As we informed you in earlier issues, the notion of „company owning real estate property” will be introduced as of January 1, 2010.
The tax payer is considered as a company owning real estate property. If the tax payer and its depending companies owning real estate in Hungary have at least one owner being resident in a country that does not have any bilateral agreement with Hungary for avoiding double taxation or it has an agreement that allows taxing revenues in the country where property is situated and the value of these properties is at least 75% of the tax payer’s total assets with regard to the dependent companies as well and a member of any of them is a resident of a company
- which has no double taxation agreement with Hungary, or
- the existing double taxation agreement allows the taxation of exchange rate profits (including the profit out of business shares and securities)
Taking into account that the double taxation agreements concluded by Hungary rules on the taxation of exchange rate profit in a different manner. The Ministry of Finance issued an opinion concerning the definition of the company owning a real estate property according to which only those double taxation agreements can prevail, regarding the corporate income tax that allows the taxation of exchange rate profit by stipulating that these incomes come from the sale and purchase of real estates.
In the light of the above, the double taxation agreement between Hungary and, for instance, Germany or Austria cannot be considered as agreements allowing the taxation of exchange rate profits. Therefore, the Hungarian subsidiaries of companies having seats in Germany or in Austria, without regard to being a legal entity or not, cannot be considered as companies owning real estate property from a tax law point of view.
Value of the real estate should be counted based on its market value. According to the motivation of the legal act, valuation shall be carried out yearly based on the yearly business report. In the case that the company group is considered as a company owning real estate property, the members thereof shall be so considered.
As we mentioned in our earlier issue the purchase, gift or contribution in a company owning real estate property must pay company income tax with a 19% rate.
The payment obligation begins on the day of the disposal.
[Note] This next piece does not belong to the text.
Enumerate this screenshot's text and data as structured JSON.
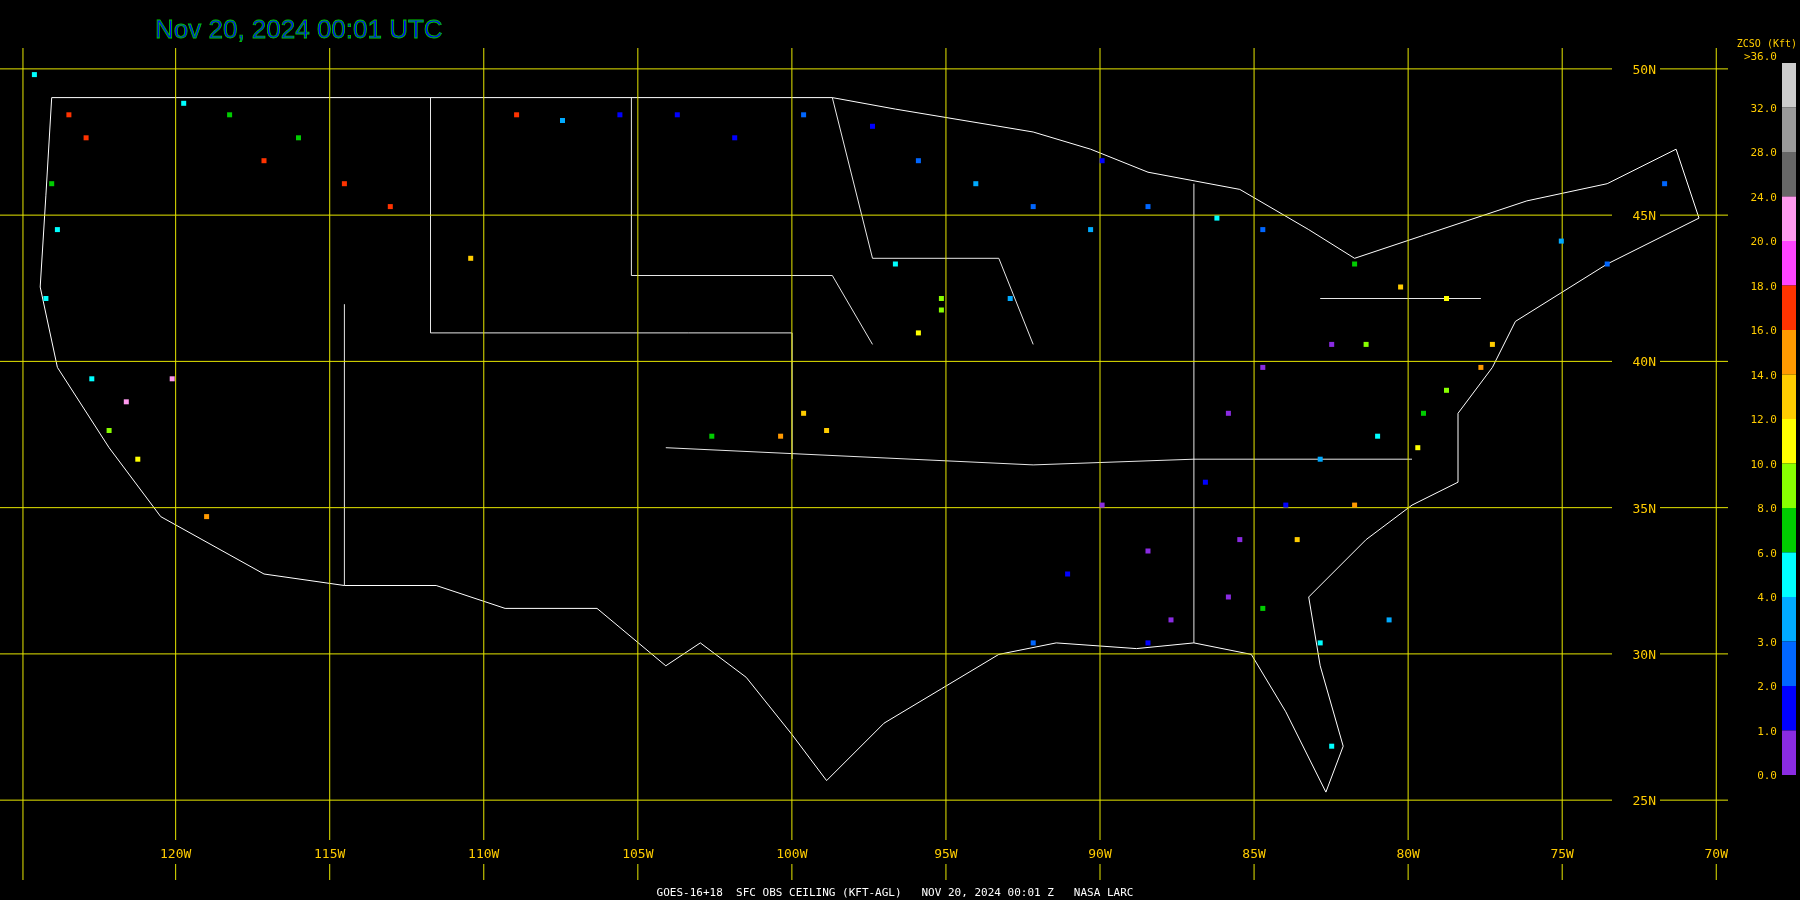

The tax base is the difference between the disposal and acquisition value of the business share, but the justified costs of the acquisition and the maintenance can be written off.
With the introduction of the notion of company owning real estate property the sale and purchase of the business share in such a company, provided if the amount of the purchased business shares reached 75% will lead to an obligation of duty payment beyond the payment of the above company income tax.
The duty shall be paid by the purchaser of the business shares.
The base of the duty is a rate between the market value of the real estates owned by the company, a rate between the nominal value of business shares and all the business shares of the company, minus, amongst others, the market value of those business shares of the duty payer that were acquired for more than 5 years, or before January 1, 2010 or received by donation or heritage. The duty rate is 4% (2%) based on the market value of the real estate.
The tax authority can require data from the court of registration in the case where qualified influence has been reported in order to make the tax payment obligations and the fulfilment controllable concerning sale and purchase of business shares in companies owning real estate property.
By the introduction of the above dispositions and, because of having foreign shareholders, the companies owning real estate property are discriminated against the companies not having real estate properties. This violates the requirement of equal treatment and also the EU law.